LA DEVOLUCIÓN. Don Juan, tras la completa lectura, cogió aquel tesoro bajo el brazo y con el ánimo suspendido fue a ver a Tomás hasta su madriguera. Con una mirada intensa, plena de respeto y amor, entregó la caja al muchacho. “Dios mío, Juanillo, solo puedo decirte que eres la persona más sorprendente que he conocido nunca”. El muchacho cogió la caja como una fortuna recuperada, como una alhaja de valor sempiterno. Y con su lengua siempre torpe balbució algo que el maestro entendió como: “Solo quería que usted supiera cuánto ha logrado conmigo y cuánto le quiero: padre”.

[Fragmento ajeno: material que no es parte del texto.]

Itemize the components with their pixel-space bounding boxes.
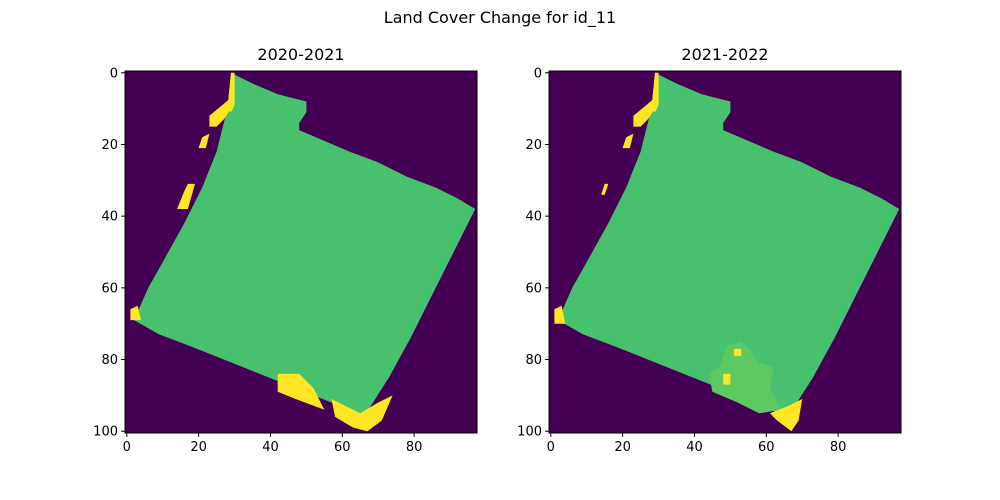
panel-2-change-region: [633, 97, 655, 127]
y-tick-label: 20: [101, 138, 118, 153]
panel-2-change-region: [769, 399, 803, 432]
panel-1-change-region: [198, 133, 210, 149]
panel-2-change-region: [554, 305, 566, 324]
x-tick-label: 80: [406, 440, 423, 455]
x-tick-label: 40: [262, 440, 279, 455]
x-tick-label: 60: [758, 440, 775, 455]
panel-1-field: [134, 72, 476, 417]
x-tick-label: 40: [686, 440, 703, 455]
y-tick-label: 0: [534, 66, 542, 81]
panel-1-change-region: [277, 373, 325, 410]
panel-2-frame: [548, 70, 902, 434]
panel-1-title: 2020-2021: [257, 45, 345, 64]
panel-1-change-region: [177, 183, 195, 209]
y-tick-label: 40: [101, 210, 118, 225]
y-tick-label: 100: [93, 425, 118, 440]
y-tick-label: 20: [525, 138, 542, 153]
panel-1-change-region: [331, 395, 393, 432]
x-tick-label: 60: [334, 440, 351, 455]
y-tick-label: 100: [517, 425, 542, 440]
x-tick-label: 0: [123, 440, 131, 455]
panel-1-frame: [124, 70, 478, 434]
panel-2-field: [558, 72, 900, 417]
x-tick-label: 0: [547, 440, 555, 455]
y-tick-label: 40: [525, 210, 542, 225]
x-tick-label: 20: [190, 440, 207, 455]
x-tick-label: 20: [614, 440, 631, 455]
y-tick-label: 80: [525, 353, 542, 368]
panel-1-change-region: [130, 305, 142, 321]
panel-2-change-region: [723, 373, 731, 385]
panel-1-change-region: [209, 97, 231, 127]
y-tick-label: 80: [101, 353, 118, 368]
panel-1-group: 0 20 40 60 80 0 20 40 60 80 100: [93, 66, 478, 455]
y-tick-label: 60: [525, 281, 542, 296]
figure-title: Land Cover Change for id_11: [383, 8, 617, 27]
panel-2-change-region: [734, 348, 742, 356]
panel-2-change-region: [601, 183, 609, 195]
panel-2-change-region: [622, 133, 634, 149]
x-tick-label: 80: [830, 440, 847, 455]
y-tick-label: 0: [110, 66, 118, 81]
y-tick-label: 60: [101, 281, 118, 296]
panel-2-group: 0 20 40 60 80 0 20 40 60 80 100: [517, 66, 902, 455]
panel-2-title: 2021-2022: [681, 45, 769, 64]
panel-2-minor-change-region: [708, 341, 781, 414]
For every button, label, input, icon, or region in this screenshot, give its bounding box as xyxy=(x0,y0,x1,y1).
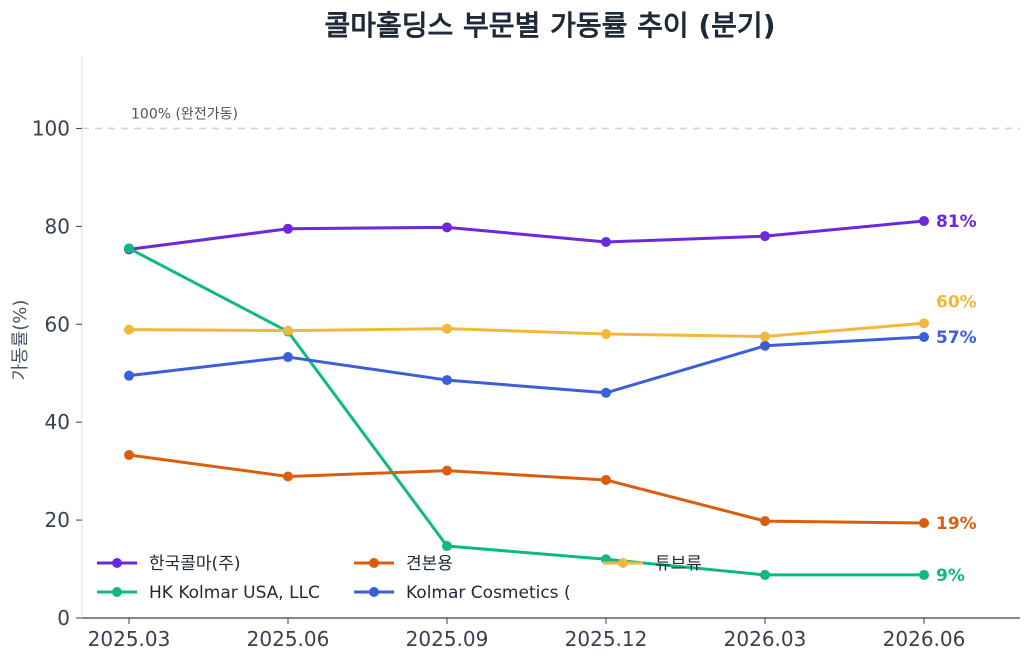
data-point xyxy=(919,318,929,329)
series-line xyxy=(128,219,925,251)
data-point xyxy=(124,370,134,381)
legend-item-label: HK Kolmar USA, LLC xyxy=(149,583,320,603)
legend-item-label: 견본용 xyxy=(406,554,453,574)
x-tick-label: 2025.12 xyxy=(565,627,648,651)
chart-title: 콜마홀딩스 부문별 가동률 추이 (분기) xyxy=(325,9,776,42)
y-tick-label: 20 xyxy=(45,508,70,532)
series-end-label: 19% xyxy=(936,514,977,534)
data-point xyxy=(760,231,770,242)
data-point xyxy=(919,518,929,529)
data-point xyxy=(442,541,452,552)
data-point xyxy=(601,387,611,398)
data-point xyxy=(919,331,929,342)
legend-swatch-marker xyxy=(618,558,628,568)
data-point xyxy=(283,325,293,336)
data-point xyxy=(124,324,134,335)
data-point xyxy=(601,329,611,340)
y-tick-label: 40 xyxy=(45,410,70,434)
y-tick-label: 80 xyxy=(45,214,70,238)
reference-line-label: 100% (완전가동) xyxy=(131,106,238,122)
plot-area: 0 20 40 60 80 100 2025.03 2025.06 2025.09 2025.12… xyxy=(32,55,1020,651)
series-end-label: 60% xyxy=(936,292,977,312)
y-tick-label: 100 xyxy=(32,116,70,140)
data-point xyxy=(760,516,770,527)
y-tick-label: 0 xyxy=(57,606,70,630)
series-line xyxy=(128,247,924,577)
data-point xyxy=(442,323,452,334)
data-point xyxy=(601,237,611,248)
data-point xyxy=(124,449,134,460)
legend-swatch-marker xyxy=(112,558,122,568)
data-point xyxy=(442,465,452,476)
legend-swatch-marker xyxy=(369,558,379,568)
data-point xyxy=(442,222,452,233)
legend-swatch-marker xyxy=(112,587,122,597)
x-tick-label: 2025.06 xyxy=(247,627,330,651)
data-point xyxy=(919,569,929,580)
data-point xyxy=(283,352,293,363)
y-axis-label: 가동률(%) xyxy=(10,300,31,381)
legend-item-label: Kolmar Cosmetics ( xyxy=(406,583,571,603)
x-tick-label: 2025.03 xyxy=(88,627,171,651)
legend-item-label: 한국콜마(주) xyxy=(149,554,240,574)
data-point xyxy=(283,471,293,482)
y-tick-label: 60 xyxy=(45,312,70,336)
legend-item-label: 튜브류 xyxy=(655,554,702,574)
data-point xyxy=(760,569,770,580)
series-end-label: 81% xyxy=(936,212,977,232)
x-tick-label: 2026.03 xyxy=(724,627,807,651)
data-point xyxy=(283,223,293,234)
data-point xyxy=(601,474,611,485)
data-point xyxy=(442,375,452,386)
series-end-label: 9% xyxy=(936,566,965,586)
data-point xyxy=(760,331,770,342)
legend-swatch-marker xyxy=(369,587,379,597)
data-point xyxy=(760,340,770,351)
series-line xyxy=(128,453,925,525)
series-end-label: 57% xyxy=(936,328,977,348)
x-tick-label: 2025.09 xyxy=(406,627,489,651)
data-point xyxy=(124,243,134,254)
series-line xyxy=(128,321,925,338)
x-tick-label: 2026.06 xyxy=(883,627,966,651)
data-point xyxy=(919,215,929,226)
series-line xyxy=(128,335,925,395)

LA HOGUERA. Y acto seguido arrimó una cerilla a unas cuantas ramas que tenía ya dispuestas en un extremo del jardín de la señorita Irene. Y, cuando las llamas fueron lenguas azules y doradas, volcó el contenido de la caja. Pronto el papel ardió con vivacidad y chisporroteo. Y, en pocos minutos, solo fueron cenizas entre los rescoldos y pavesas blancas como mariposas volando por el aire. “La hoguera de las vanidades” se encargó de silenciar todo lo que debía seguir para siempre en silencio. El maestro posó la mano sobre el hombro de Tomasillo, como hacía a menudo, y le dijo: “Hijo mío vamos a dar nuestro paseo”.
Una vez más, el que era considerado como el más lerdo, resultaba ser el más sabio y lúcido de todos y el alma más pura y brillante.